Grove Koger has written the kind of book I would like to write.  With When the Going Was Good:  A Guide to the 99 Best Narratives of Travel, Exploration, and Adventure, Koger has finally done in book form for travel narratives what he did for horror and spy novels in Library Journal.[1]  

Unlike the British Blue Guides, the green French Michelins, and the red German Baedekers that figure so prominently in the novels of E. M. Forster and their Merchant Ivory dramatizations, travel narratives give the traveler’s impressionsthat travel guides cannot give—of the people, places, and things that are the sources of the joys, as well as frustrations, of traveling.  When the Going Was Good, the title taken from Evelyn Waugh’s (author of Brideshead Revisited) 1946 anthology of previously published narratives, is an annotated bibliography of the 99 travel narratives, domestic and international, Koger thinks best.  Each entry includes the author’s name and years of birth and death, the original edition’s title and imprint, the narrative’s geographical setting, a summary of the narrative, its later editions, and bibliographies of similar works, of other works by the author, and of biographical and critical works about the author.  When the Going Was Good is the best catalog of travel narratives that I have seen, and it will be indispensable in libraries with active reader’s advisory services.  The best compliment, however, I can pay is to say that When the Going Was Good will keep me in my armchair for a very long time.

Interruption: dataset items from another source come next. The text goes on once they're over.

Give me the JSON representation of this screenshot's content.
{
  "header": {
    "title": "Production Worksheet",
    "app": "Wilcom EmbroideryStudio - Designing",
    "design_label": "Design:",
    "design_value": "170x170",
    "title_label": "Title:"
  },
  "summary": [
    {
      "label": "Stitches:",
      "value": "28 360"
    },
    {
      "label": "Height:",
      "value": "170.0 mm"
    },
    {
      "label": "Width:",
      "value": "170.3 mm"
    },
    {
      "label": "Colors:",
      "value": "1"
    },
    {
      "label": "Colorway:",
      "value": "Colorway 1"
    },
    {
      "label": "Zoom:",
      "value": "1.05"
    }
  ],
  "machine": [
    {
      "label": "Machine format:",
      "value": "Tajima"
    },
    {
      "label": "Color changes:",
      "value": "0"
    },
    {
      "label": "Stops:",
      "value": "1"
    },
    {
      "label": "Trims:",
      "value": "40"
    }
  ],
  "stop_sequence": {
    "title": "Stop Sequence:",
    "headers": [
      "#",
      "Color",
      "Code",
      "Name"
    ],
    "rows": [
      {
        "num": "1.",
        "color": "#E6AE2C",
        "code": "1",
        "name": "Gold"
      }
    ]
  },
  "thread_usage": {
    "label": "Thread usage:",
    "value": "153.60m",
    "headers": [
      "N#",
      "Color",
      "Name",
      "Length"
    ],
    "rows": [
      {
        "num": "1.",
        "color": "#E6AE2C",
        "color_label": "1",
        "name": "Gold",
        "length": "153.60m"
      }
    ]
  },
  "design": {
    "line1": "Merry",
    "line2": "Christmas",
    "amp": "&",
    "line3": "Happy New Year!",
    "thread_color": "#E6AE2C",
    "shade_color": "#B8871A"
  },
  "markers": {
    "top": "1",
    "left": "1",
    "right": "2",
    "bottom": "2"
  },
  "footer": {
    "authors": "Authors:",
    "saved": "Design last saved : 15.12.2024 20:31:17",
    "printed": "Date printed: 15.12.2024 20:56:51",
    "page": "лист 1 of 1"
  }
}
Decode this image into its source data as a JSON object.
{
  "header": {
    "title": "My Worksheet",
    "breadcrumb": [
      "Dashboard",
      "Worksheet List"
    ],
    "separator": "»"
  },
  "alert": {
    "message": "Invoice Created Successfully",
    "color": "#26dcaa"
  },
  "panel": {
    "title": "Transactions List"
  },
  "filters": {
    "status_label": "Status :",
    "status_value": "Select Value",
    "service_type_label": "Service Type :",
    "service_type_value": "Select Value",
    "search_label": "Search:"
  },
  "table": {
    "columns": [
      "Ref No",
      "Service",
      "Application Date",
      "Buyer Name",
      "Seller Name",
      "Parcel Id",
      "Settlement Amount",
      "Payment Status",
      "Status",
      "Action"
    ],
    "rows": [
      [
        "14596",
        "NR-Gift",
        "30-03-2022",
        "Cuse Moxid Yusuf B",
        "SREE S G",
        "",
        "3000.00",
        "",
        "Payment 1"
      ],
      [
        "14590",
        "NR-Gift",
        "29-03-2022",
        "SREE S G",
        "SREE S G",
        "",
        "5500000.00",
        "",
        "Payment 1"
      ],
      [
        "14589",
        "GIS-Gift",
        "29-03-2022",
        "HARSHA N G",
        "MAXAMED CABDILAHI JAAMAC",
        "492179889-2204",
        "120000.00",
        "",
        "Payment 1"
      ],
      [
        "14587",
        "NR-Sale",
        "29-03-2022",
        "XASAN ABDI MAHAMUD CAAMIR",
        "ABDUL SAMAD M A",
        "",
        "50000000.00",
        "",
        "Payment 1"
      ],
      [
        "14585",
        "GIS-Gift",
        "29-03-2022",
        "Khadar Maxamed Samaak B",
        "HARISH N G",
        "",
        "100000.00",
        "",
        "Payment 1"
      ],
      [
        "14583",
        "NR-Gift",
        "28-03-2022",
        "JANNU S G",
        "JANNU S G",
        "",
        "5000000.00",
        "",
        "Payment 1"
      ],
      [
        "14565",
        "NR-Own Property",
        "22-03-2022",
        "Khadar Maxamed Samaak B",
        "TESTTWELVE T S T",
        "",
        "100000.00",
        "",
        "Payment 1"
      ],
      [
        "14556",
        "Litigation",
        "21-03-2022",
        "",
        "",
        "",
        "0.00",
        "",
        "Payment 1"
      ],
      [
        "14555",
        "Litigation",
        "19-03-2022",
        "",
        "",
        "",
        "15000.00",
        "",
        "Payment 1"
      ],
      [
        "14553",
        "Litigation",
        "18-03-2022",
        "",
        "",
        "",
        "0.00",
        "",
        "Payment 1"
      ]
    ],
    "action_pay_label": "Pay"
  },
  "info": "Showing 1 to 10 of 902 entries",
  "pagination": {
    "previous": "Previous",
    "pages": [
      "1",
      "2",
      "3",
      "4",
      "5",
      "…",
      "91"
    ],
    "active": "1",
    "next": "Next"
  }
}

Although others will disagree with his selection, Koger’s 99 well represent the globe.  Nevertheless, Koger omits significant narratives that almost certainly should be included in any such bibliography, such as Fanny Trollope’s Domestic Manners of the Americans, Charles Dickens’s American Notes, Washington Irving’s A Tour on the Prairies, and Henry James’s The American Scene.  (An interesting and significant sub-genre of the travel narrative is that written by the novelist.  Koger could therefore have thus fruitfully categorized his narratives.)  Likewise, his inclusion of such “broadly interpreted” narratives of exploration and adventure (p. vii) as Out of Africa, Christ Stopped at Eboli, and A Year in Provence would also justify inclusion of such “spiritual journeys” as Saint Thérèse of Lisieux’s Story of a Soul (L’Histoire d’une Ame), Dorothy Day’s The Long Loneliness, and Thomas Merton’s The Seven Storey Mountain, among many other such autobiographies.  Some of the numerous captivity and slave narratives, such as those by Mary Rowlandson and by Olaudah Equiano, would also thereby merit inclusion.

Moreover, although doing so would, indeed, more rapidly age the book, Koger could have mentioned which editions are still in print for those eager to buy their own copies, as well as which were published in series, such as the University of Oklahoma’s American Exploration and Travel Series, the Armchair Traveller Series of Paragon House, and the National Geographic Adventure Classics, for those wanting to read similar narratives.  He does, however, mention the applicable four British and two American travel-narrative volumes of the superlative series Dictionary of Literary Biography.

A number of spelling and punctuation errors, however, that should have been caught before book went to press—the transposition of the “l” and “a” in “islands” in the tenth line of p. 70, the omission of the apostrophes in “Marco’s” and “Niccolo’s” in the sixth and eighth lines from the bottom of p. 92, and the inconsistent use throughout of the comma before the last element in a series of three or more, for example—will annoy readers.  (Alas, library catalogers sometimes review books.)

Moreover, the price for this small paperback will dissuade some, particularly individuals and small public and school libraries with tight budgets.  I therefore recommend When the Going Was Good for large public and academic libraries.

[Grove Koger, reference librarian at the Boise Public Library, is a contributor to the library literature, author of hundreds of book reviews, and winner of the Public Library Association’s 1999 Allie Beth Martin Award for demonstrating both an “extraordinary range and depth of knowledge about books” and the “distinguished ability to share that knowledge.”]
 

[1]  “Genuine Gooseflesh:  What to Give Them When All the Stephen Kings Are Out,” Library Journal 114:17 (October 15, 1989), pp. 45-47; “The Spying Game:  Deciphering the Best Novels of Intrigue,” Library Journal 118:14 (September 1, 1993), pp. 142-144.